Contribution of area 17 to cell responses in the striate-recipient zone of the cat's lateral posterior-pulvinar complex.
Academic Article
Overview
abstract
The cat's lateral posterior-pulvinar complex (LP-pulvinar) contains three main representations of the visual field. The lateral part of the LP nucleus (LPl or striate-recipient zone) is the only region of these extrageniculate nuclei which receives afferents from the primary visual cortex. We investigated the contribution of area 17 to the response properties (orientation and spatial frequency tuning functions) of LPl neurons by cooling or lesioning the visual cortex. Responses of 40 LPl cells were studied before, during and after the reversible cooling of the striate cortex. When tested for orientation, a total of 10 units out of 28 was affected (36%). For most of these cells (eight of 10), cooling the visual cortex yielded a reduction of the cells' visual responses without altering their orientation-selectivity (there was no significant change in the orientation tuning width). For only two cells, inactivation led to an increase in the response amplitude. Also, blocking the visual cortex never modified the direction-selectivity of LPl cells. When tested for spatial frequency, 12 neurons out of 33 were affected (36%) by the experimental protocol. In most cases, we observed a reduction in the responses at each spatial frequency tested, with no change in tuning bandwidth.
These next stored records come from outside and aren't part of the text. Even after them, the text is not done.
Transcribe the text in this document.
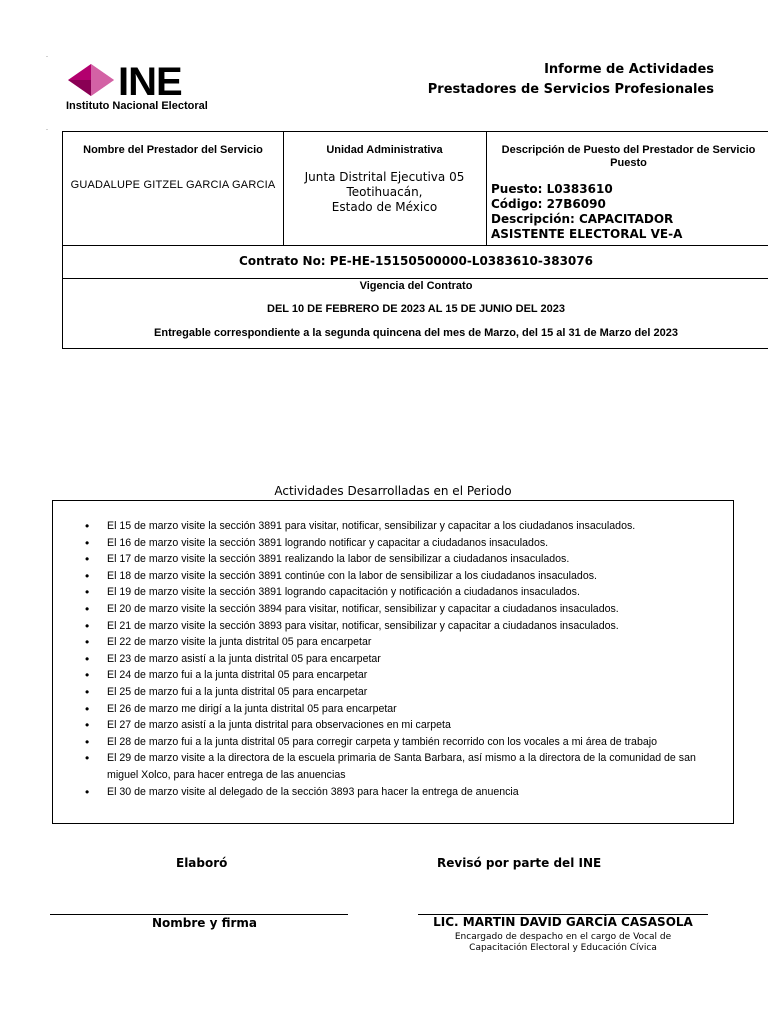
-
-
INE
Instituto Nacional Electoral
Informe de Actividades
Prestadores de Servicios Profesionales
Nombre del Prestador del Servicio
GUADALUPE GITZEL GARCIA GARCIA
Unidad Administrativa
Junta Distrital Ejecutiva 05
Teotihuacán,
Estado de México
Descripción de Puesto del Prestador de Servicio Puesto
Puesto: L0383610
Código: 27B6090
Descripción: CAPACITADOR
ASISTENTE ELECTORAL VE-A
Contrato No: PE-HE-15150500000-L0383610-383076
Vigencia del Contrato
DEL 10 DE FEBRERO DE 2023 AL 15 DE JUNIO DEL 2023
Entregable correspondiente a la segunda quincena del mes de Marzo, del 15 al 31 de Marzo del 2023
Actividades Desarrolladas en el Periodo
• El 15 de marzo visite la sección 3891 para visitar, notificar, sensibilizar y capacitar a los ciudadanos insaculados.
• El 16 de marzo visite la sección 3891 logrando notificar y capacitar a ciudadanos insaculados.
• El 17 de marzo visite la sección 3891 realizando la labor de sensibilizar a ciudadanos insaculados.
• El 18 de marzo visite la sección 3891 continúe con la labor de sensibilizar a los ciudadanos insaculados.
• El 19 de marzo visite la sección 3891 logrando capacitación y notificación a ciudadanos insaculados.
• El 20 de marzo visite la sección 3894 para visitar, notificar, sensibilizar y capacitar a ciudadanos insaculados.
• El 21 de marzo visite la sección 3893 para visitar, notificar, sensibilizar y capacitar a ciudadanos insaculados.
• El 22 de marzo visite la junta distrital 05 para encarpetar
• El 23 de marzo asistí a la junta distrital 05 para encarpetar
• El 24 de marzo fui a la junta distrital 05 para encarpetar
• El 25 de marzo fui a la junta distrital 05 para encarpetar
• El 26 de marzo me dirigí a la junta distrital 05 para encarpetar
• El 27 de marzo asistí a la junta distrital para observaciones en mi carpeta
• El 28 de marzo fui a la junta distrital 05 para corregir carpeta y también recorrido con los vocales a mi área de trabajo
• El 29 de marzo visite a la directora de la escuela primaria de Santa Barbara, así mismo a la directora de la comunidad de san miguel Xolco, para hacer entrega de las anuencias
• El 30 de marzo visite al delegado de la sección 3893 para hacer la entrega de anuencia
Elaboró	Revisó por parte del INE
Nombre y firma	LIC. MARTIN DAVID GARCÍA CASASOLA
Encargado de despacho en el cargo de Vocal de
Capacitación Electoral y Educación Cívica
For only three LPl cells, the effects of inactivation of the visual cortex were restricted to specific spatial frequencies, altering the profile of the spatial frequency tuning function. In five cats, removing area 17 reduced the proportion of visual neurons in LPl and the spared visually evoked responses were noticeably depressed. Despite the reduction in responsiveness, a few LPl receptive fields within the cortical scotoma were still sensitive to the orientation and/or direction of a moving stimulus. This last observation suggests that some properties in LPl could be generated either by circuits intrinsic to the LPl or by afferents from extrastriate cortical areas. Overall, these results indicate that projections from the visual cortex to the striate-recipient zone of the LP-pulvinar complex are mainly excitatory. Despite the strong impact of the area 17 projections, our data suggest that the extrastriate cortex could also play a role in the establishment of response properties in the cat's LPl.